Chi è il nuovo arrivato?

Arriva un americano per un altro americano. Nato in California, ma Texano di adozione, Dan Friedkin sarà il neoproprietario della Roma. Ha lo spirito da imprenditore nelle vene e, non a caso, consegue un Master in Business Administration, oltre che una laurea. È a capo della “The Friedkin Group”, una plurisocietà che si occupa di vari settori: automobili, spettacolo, perfino golf. Forbes stima che il suo patrimonio superi i 4 miliardi di dollari e, non a caso, provò anche ad acquistare gli Houston Rockets, ma senza fumata bianca. Oltre ad essere proprietario del “The Friedkin Group”, lo è anche della “Gulf States Toyota”, dove distribuisce le automobili della compagnia nipponica in alcuni stati americani.
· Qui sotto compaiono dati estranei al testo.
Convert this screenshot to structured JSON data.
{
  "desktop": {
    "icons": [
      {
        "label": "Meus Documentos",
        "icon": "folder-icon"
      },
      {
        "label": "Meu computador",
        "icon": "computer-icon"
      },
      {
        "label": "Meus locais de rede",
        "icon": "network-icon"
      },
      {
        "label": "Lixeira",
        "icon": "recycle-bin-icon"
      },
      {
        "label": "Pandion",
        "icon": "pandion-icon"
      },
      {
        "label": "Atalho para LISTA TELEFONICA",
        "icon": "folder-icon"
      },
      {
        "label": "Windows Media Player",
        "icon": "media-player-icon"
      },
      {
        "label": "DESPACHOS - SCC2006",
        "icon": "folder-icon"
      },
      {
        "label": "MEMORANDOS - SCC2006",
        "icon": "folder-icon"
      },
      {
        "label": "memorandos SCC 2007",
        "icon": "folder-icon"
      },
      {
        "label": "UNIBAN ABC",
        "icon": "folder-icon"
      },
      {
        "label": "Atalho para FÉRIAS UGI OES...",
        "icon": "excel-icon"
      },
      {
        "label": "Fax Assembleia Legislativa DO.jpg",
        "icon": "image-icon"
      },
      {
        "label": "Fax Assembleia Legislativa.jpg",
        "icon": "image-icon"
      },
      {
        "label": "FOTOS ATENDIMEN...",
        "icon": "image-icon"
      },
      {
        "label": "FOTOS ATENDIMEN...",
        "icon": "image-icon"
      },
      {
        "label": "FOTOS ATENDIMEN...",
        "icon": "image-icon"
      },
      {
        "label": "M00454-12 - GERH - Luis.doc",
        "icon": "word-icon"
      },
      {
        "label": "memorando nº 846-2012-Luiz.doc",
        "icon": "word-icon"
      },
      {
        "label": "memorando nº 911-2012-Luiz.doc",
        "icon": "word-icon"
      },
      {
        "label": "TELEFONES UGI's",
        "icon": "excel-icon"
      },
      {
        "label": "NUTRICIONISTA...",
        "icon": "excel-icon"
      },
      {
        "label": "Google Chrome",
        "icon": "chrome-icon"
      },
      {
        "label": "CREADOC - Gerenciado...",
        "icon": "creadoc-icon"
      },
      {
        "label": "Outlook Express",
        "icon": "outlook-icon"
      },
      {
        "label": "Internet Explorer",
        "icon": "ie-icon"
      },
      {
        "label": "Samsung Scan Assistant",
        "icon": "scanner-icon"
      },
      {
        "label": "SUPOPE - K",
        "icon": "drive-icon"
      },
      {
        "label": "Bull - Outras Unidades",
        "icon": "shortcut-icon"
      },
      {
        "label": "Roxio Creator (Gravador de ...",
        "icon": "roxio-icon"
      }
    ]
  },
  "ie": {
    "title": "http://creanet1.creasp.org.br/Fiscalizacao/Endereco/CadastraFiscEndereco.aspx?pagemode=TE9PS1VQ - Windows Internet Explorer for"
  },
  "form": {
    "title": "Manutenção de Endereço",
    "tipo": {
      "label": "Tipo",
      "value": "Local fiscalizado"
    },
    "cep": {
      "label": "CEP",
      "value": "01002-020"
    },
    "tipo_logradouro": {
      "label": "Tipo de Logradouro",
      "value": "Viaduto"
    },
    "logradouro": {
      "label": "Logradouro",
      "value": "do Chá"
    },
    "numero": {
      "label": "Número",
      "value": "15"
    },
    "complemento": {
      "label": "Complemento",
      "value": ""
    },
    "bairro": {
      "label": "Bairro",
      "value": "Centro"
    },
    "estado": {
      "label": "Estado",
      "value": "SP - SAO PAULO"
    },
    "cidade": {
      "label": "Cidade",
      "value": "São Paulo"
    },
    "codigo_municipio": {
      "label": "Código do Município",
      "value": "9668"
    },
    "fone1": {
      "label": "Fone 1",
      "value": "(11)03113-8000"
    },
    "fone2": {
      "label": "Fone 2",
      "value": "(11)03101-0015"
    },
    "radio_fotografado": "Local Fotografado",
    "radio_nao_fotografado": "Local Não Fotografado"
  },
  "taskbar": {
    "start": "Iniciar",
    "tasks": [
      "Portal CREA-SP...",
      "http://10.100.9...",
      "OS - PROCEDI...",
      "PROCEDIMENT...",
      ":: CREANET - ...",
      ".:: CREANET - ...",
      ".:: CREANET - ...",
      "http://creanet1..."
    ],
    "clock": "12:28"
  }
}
È appassionato di cinema, tant’è che ha prodotto “The Square”, “All The Money in the World” e “The Mule”; è stato regista di “Lyrebird” ed è apparso nella parte finale di “Dunkirk”. Non solo cinema, ma nei suoi ideali c’è anche la passione per l’aviazione. Dan, insieme ad altre pochissime persone che non superano la decina, possiede la licenza di poter avere la formazione in voli acrobatici condotti dalla Air Force. È a capo della “Friedkin Avation”, “Horseman Flight Team” e “Air Force Heritage Flight Foundation”. Le attività da imprenditore lo conducono anche nel settore dei viaggi, fondando la società “Auberge Resorts Collection”, disponendo di hotel super lussuosi sparsi in Europa e in America. Infine, è anche un generoso attivista, donando quasi 400 milioni di dollari per salvare una buona parte della Tanzania. Friedkin conosce questo campo, non è l’ultimo arrivato. Conosce come si gestisce un’impresa, una catena, un’azienda. È consapevole di come vanno svolte le cose. Riuscirà a ripetersi anche a Roma?

La speranza per domani

Il compito del futuro presidente della Roma non è scontato. Quello che i tifosi della Roma devono aspettarsi è che non arrivi lo sceicco di turno che acquista a più non posso senza senso, solo per avere dei campioni cinque stelle nella rosa. Friedkin avrà il compito di sistemare una dirigenza troppo alle prese con gli individualismi e renderla la più coesa possibile. Stiamo parlando di un gruppo, di una famiglia, di un’organizzazione grande, composta da numerose persone che condividono un progetto comune. Dan dovrà comprendere quanto sia essenziale la sua figura a Roma. Guida tante aziende e associazioni, non ha di certo il dono dell’ubiquità, ma deve essere cosciente che a Roma, serva una guida solida e che il volto costante del Presidente è essenziale. Non si può rischiare di far naufragare di nuovo una piazza. Serve la mano di ferro, per cercare di dare un ordine ben preciso. Dovrà mobilitarsi per il discorso stadio. Le basi ce l’ha, la voglia c’è e c’è anche l’ok della sindaca. Bisogna superare quei maledetti iter burocratici, bloccati dal 2012, per spianare il terreno e mettere la prima pietra. Lo stadio è di vitale importanza e, ogni imprenditore, sa quanto vale possedere un bene proprio e non vincolato ad altri. La speranza è quella di avere le cose a posto e la voglia di un progetto comune. I trofei sono importanti, è ovvio, ma non sono la prima cosa a cui puntare: con un solido assestamento arriveranno anche loro. Bisogna andarci cauti, in punta di piedi e senza quelle frasi a effetto “in cinque anni vinceremo tutto” perché servono solo a sfruttare la scia dell’eccitazione che ha una durata a breve termine se poi non si verifica niente di tutto ciò. Precisione, coerenza, verità e pazienza: sono questi i concetti da cui ripartire. Quattro concetti alla ricerca della pietra filosofale che manca da troppi anni: “Vincere”.